Late Night Laments is the follow-up to ‘Flowers… ’ and it’s a sonic masterpiece of lush, atmospheric sounds and feel with a wide lyrical scope – it could well be Bowness’s most intimate album to date. The album combines electronic soundscapes, acoustic instrumentation and some unexpected rhythms, and it’s an emotionally gorgeous piece of work. Mixed by Steven Wilson, Bowness has used a stellar cast of supporting musicians, including Richard Barbieri and Colin Edwin (Porcupine Tree), Kavus Torabi (Knifeworld and Gong) and Melanie Wood (Knifeworld) in making this record.
The music is mostly soft and melancholic with the occasional whispery vocals. Late Night Laments is prog in the modern sense, with the emphasis on well-crafted songs, rather than the overusing of clever, flashy chordal arrangements and excessive soloing. The themes Bowness sings about are frequently at odds with the beauty of the music, with topics including the generational divide, ideological violence and a children’s author’s mental breakdown!

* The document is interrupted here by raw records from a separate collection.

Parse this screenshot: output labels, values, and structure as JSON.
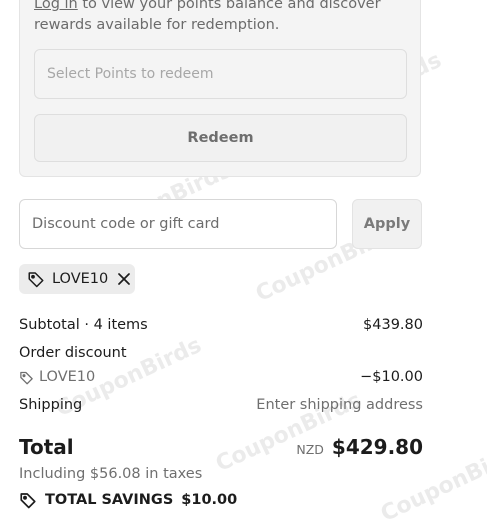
{
  "rewards": {
    "login_link": "Log in",
    "description": " to view your points balance and discover rewards available for redemption.",
    "points_placeholder": "Select Points to redeem",
    "redeem_label": "Redeem"
  },
  "discount": {
    "placeholder": "Discount code or gift card",
    "apply_label": "Apply",
    "applied_code": "LOVE10"
  },
  "summary": {
    "subtotal_label": "Subtotal · 4 items",
    "subtotal_value": "$439.80",
    "order_discount_label": "Order discount",
    "discount_code": "LOVE10",
    "discount_value": "−$10.00",
    "shipping_label": "Shipping",
    "shipping_value": "Enter shipping address",
    "total_label": "Total",
    "currency": "NZD",
    "total_value": "$429.80",
    "taxes_note": "Including $56.08 in taxes",
    "savings_label": "TOTAL SAVINGS",
    "savings_value": "$10.00"
  },
  "watermark": "CouponBirds",
  "icons": {
    "tag": "tag-icon",
    "close": "close-icon",
    "savings": "savings-tag-icon"
  }
}
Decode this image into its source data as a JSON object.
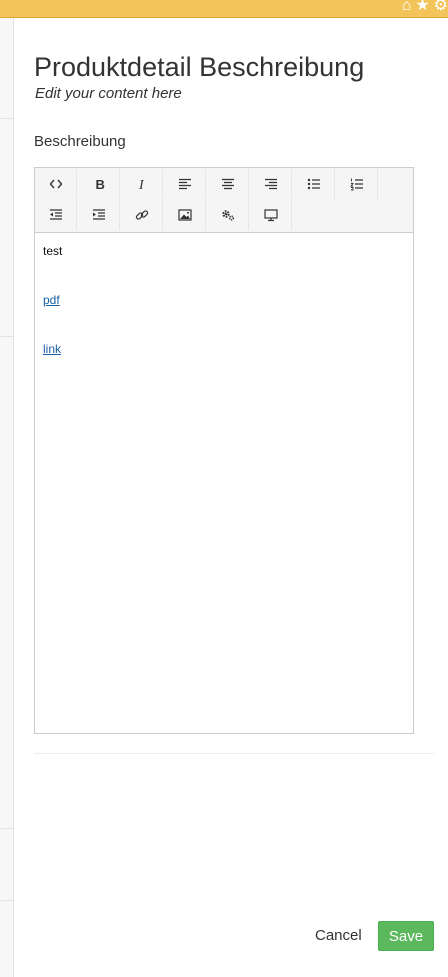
{
  "header": {
    "icons": [
      "home-icon",
      "star-icon",
      "gear-icon"
    ],
    "accent_color": "#f2c45a"
  },
  "dialog": {
    "title": "Produktdetail Beschreibung",
    "subtitle": "Edit your content here"
  },
  "field": {
    "label": "Beschreibung"
  },
  "toolbar": {
    "row1": [
      "code-view-icon",
      "bold-icon",
      "italic-icon",
      "align-left-icon",
      "align-center-icon",
      "align-right-icon",
      "bullet-list-icon",
      "numbered-list-icon"
    ],
    "row2": [
      "outdent-icon",
      "indent-icon",
      "link-icon",
      "image-icon",
      "settings-icon",
      "preview-icon"
    ]
  },
  "editor": {
    "lines": [
      {
        "type": "text",
        "text": "test"
      },
      {
        "type": "link",
        "text": "pdf"
      },
      {
        "type": "link",
        "text": "link"
      }
    ]
  },
  "actions": {
    "cancel_label": "Cancel",
    "save_label": "Save",
    "save_color": "#5cb85c"
  }
}
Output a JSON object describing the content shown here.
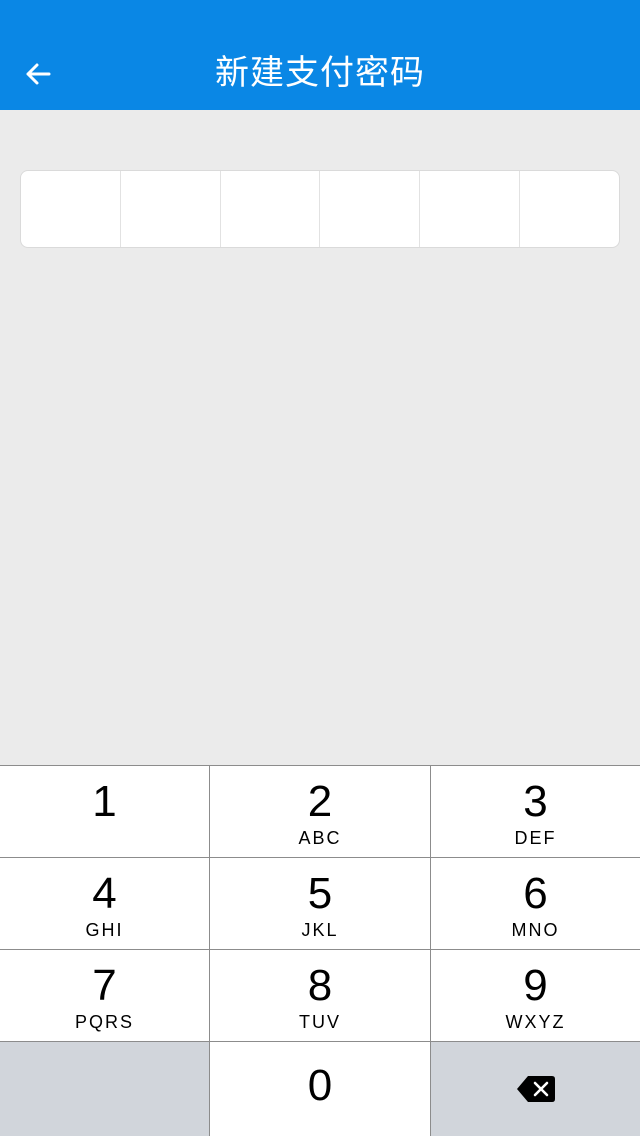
{
  "nav": {
    "title": "新建支付密码",
    "back_icon": "arrow-left-icon"
  },
  "pin": {
    "length": 6,
    "filled": 0
  },
  "keypad": {
    "keys": [
      {
        "digit": "1",
        "letters": ""
      },
      {
        "digit": "2",
        "letters": "ABC"
      },
      {
        "digit": "3",
        "letters": "DEF"
      },
      {
        "digit": "4",
        "letters": "GHI"
      },
      {
        "digit": "5",
        "letters": "JKL"
      },
      {
        "digit": "6",
        "letters": "MNO"
      },
      {
        "digit": "7",
        "letters": "PQRS"
      },
      {
        "digit": "8",
        "letters": "TUV"
      },
      {
        "digit": "9",
        "letters": "WXYZ"
      },
      {
        "digit": "0",
        "letters": ""
      }
    ],
    "delete_icon": "backspace-icon"
  },
  "colors": {
    "nav_background": "#0a87e5",
    "page_background": "#ebebeb",
    "key_background": "#ffffff",
    "special_key_background": "#d1d5db"
  }
}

‘Northern Rain’ is a haunting tune about someone watching their partner disappearing into a fog of dementia. ‘I’m Better Now’ was written from the perspective of someone committing a hate crime stating “couldn’t wait to stick the knife in…” and featuring a superb guitar break from Kavus Torabi. ‘Never a Place’ concerns social exclusion singing “there was never a place in the line for you”. ‘The Hitman Who Missed’ is someone who lives in the world of the cold, casual kill. Most of these songs are performed mid-low key, which enhances the mood and atmosphere, and not a note on the album is wasted. Late Night Laments is a reaffirmation of Tim Bowness’s talent as a songsmith, and the feeling he injects into the songs on the album shows he can be every bit as dramatic, subtle and sublime as Steven Wilson. He’s currently a well-kept secret in prog circles, but for how much longer?